Focalizzarsi sul proprio respiro, senza scomodare la patologia, notare l’infinita serie di movimenti osteo-muscolari, l’impercettibile vibrazione di naso, bocca e quindi laringe e trachea, percepire l’espansione della gabbia toracica, l’abbassamento e innalzamento del diaframma, è un qualcosa che sarà capitato a molti e rappresenta un punto di contatto con il proprio corpo certo accessibile ma non per questo meno affascinante.
Il respiro è fisicità ma anche impegno psichico, concentrazione, oltre che programmazione cerebrale più o meno volontaria ed è, rifacendosi alla definizione di “dispnea” ricordata prima, un qualcosa di primariamente soggettivo. Tutta questa riflessione, com’è forse ovvio, viene magnificata nel contatto con l’altro, nella sincronizzazione del respiro, nello sfasamento e nelle piccole differenze di frequenza e intensità.

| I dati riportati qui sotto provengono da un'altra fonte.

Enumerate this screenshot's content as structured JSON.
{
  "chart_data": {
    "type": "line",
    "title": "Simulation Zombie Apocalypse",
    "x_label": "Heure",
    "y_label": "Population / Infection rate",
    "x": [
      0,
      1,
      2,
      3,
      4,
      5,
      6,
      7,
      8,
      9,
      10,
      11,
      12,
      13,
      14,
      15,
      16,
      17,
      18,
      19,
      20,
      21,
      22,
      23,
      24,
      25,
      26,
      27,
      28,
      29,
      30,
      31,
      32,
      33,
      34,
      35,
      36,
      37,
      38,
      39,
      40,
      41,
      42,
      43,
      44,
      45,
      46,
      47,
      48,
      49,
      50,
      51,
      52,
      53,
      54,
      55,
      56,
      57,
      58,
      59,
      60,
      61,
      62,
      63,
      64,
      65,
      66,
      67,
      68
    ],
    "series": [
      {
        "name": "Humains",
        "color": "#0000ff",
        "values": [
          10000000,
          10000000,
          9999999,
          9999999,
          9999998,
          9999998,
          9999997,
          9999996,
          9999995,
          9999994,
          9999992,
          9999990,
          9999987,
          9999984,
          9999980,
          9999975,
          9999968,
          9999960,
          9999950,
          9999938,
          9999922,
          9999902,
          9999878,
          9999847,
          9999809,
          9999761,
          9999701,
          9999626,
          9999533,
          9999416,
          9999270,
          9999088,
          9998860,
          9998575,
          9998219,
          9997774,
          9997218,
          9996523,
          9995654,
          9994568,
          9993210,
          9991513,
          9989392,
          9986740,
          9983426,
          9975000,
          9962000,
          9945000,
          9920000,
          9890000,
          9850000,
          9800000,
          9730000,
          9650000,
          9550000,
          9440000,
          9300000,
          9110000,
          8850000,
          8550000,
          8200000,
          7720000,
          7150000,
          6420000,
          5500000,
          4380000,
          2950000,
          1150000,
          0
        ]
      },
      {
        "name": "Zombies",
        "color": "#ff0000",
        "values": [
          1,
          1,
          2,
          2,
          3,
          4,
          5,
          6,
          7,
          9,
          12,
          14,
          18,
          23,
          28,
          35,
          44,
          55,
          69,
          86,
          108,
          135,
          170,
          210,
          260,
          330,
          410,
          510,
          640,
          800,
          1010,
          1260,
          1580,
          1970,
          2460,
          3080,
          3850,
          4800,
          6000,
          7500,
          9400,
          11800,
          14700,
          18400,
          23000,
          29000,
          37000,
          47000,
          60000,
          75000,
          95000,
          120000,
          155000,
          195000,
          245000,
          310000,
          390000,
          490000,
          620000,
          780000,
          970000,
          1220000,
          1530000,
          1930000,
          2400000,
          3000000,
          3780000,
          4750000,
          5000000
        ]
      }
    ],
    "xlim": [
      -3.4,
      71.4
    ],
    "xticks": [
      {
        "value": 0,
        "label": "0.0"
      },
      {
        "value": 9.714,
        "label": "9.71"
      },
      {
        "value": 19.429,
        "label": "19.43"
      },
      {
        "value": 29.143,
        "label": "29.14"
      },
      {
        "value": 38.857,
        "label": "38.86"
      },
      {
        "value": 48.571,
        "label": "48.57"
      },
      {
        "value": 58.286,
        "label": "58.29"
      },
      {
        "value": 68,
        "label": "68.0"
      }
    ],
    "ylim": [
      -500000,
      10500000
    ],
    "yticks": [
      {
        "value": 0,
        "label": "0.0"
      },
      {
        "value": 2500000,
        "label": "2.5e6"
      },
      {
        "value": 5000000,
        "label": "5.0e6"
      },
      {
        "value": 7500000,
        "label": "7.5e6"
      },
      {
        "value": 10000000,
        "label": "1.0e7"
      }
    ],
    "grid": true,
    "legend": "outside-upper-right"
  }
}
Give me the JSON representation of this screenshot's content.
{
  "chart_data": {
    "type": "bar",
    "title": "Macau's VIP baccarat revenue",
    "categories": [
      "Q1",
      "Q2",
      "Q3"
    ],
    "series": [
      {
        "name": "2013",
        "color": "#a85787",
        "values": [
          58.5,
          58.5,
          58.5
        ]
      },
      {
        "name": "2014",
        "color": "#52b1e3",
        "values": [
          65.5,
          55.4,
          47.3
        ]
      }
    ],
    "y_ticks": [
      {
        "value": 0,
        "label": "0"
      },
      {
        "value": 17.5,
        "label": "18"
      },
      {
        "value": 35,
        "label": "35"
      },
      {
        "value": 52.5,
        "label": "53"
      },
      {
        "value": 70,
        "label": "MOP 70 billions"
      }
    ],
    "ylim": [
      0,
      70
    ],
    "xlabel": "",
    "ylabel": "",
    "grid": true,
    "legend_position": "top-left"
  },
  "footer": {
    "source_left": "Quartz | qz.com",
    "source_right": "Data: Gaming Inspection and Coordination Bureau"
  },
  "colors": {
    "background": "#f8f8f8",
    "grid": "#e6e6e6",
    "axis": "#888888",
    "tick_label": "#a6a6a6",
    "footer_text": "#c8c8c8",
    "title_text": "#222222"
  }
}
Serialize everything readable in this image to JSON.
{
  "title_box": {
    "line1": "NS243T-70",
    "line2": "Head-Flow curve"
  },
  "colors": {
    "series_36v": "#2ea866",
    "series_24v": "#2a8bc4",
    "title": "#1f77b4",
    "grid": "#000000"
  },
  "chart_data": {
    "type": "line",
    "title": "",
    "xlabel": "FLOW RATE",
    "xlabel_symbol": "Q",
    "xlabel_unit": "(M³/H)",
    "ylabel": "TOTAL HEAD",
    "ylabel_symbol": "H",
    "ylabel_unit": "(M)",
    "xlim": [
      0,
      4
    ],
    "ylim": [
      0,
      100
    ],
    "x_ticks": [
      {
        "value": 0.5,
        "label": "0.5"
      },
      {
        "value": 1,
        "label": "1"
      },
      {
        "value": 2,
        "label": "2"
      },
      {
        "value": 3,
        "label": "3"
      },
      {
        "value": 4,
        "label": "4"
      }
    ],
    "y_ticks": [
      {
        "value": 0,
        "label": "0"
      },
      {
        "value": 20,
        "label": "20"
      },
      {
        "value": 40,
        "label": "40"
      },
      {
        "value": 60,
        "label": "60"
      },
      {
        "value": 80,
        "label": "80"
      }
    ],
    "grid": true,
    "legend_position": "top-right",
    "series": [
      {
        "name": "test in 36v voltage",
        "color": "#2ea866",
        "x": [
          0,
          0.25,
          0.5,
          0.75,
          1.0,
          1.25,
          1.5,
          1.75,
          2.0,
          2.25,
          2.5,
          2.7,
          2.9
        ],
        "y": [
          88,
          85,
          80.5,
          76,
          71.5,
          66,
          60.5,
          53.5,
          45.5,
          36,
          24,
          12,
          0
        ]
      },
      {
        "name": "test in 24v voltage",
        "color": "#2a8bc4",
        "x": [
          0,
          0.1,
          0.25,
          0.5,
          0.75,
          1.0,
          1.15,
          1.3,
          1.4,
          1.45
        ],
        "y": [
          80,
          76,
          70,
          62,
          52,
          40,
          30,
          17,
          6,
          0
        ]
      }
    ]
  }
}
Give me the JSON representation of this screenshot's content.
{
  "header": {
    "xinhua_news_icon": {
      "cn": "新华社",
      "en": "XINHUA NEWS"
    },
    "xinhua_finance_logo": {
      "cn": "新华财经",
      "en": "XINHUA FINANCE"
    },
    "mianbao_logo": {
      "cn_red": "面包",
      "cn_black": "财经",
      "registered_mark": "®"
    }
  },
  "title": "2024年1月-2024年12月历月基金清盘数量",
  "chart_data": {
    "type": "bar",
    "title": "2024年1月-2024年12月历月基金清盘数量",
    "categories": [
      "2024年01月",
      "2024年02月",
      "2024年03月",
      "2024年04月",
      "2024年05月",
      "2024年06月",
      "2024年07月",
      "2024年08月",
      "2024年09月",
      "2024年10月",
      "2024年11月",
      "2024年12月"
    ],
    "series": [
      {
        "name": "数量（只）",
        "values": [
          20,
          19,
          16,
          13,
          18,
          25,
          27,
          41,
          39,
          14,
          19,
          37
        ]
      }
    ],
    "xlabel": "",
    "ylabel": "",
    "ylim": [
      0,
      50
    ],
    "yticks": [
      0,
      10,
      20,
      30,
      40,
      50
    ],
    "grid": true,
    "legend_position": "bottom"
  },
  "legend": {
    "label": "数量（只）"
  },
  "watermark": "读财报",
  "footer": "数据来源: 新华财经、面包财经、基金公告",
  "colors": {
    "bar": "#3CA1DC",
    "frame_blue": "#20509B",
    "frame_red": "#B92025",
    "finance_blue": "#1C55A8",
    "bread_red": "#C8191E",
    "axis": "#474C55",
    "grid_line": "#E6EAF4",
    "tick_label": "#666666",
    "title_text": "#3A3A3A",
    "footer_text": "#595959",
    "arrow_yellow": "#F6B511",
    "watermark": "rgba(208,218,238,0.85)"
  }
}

Lawrence English, compositore australiano attivo ormai da diversi anni negli ambiti della musica concettuale e che vanta innumerevoli produzioni e collaborazioni, a quanto pare ha percorso strade simili ma, oltre all’introspezione e al lavoro sulla propria meccanica respiratoria, ha intrapreso un proficuo scambio con un organo del 1889, ospitato all’Old Museum di Brisbane, sua città natale. Non c’è quindi solo osservazione, come giustamente si nota nel titolo, ma anche azione. Il compositore è la forza che regola il respiro dell’organo. Non si tratta però di una mera rappresentazione dell’umano nella “macchina”: uno strumento del genere, con le sue dimensioni e la sua fisicità, non potrà mai respirare come noi. Quello che si crea è un rapporto fra ingranaggi, un enorme sistema di azione-reazione incentrato sul respiro come fenomeno acustico. Ascoltando il disco si ha come l’impressione che fra musicista e strumento non ci sia percepibile soluzione di continuità. Se non venisse esplicitato nel booklet, la qualità sonora dell’opera, ammettiamolo, non proprio eccelsa, non permetterebbe di distinguere la registrazione proveniente dall’organo da quella di un banalissimo microfono a contatto attaccato al naso, o alla bocca, di English. E sia chiaro, non è una nota di demerito.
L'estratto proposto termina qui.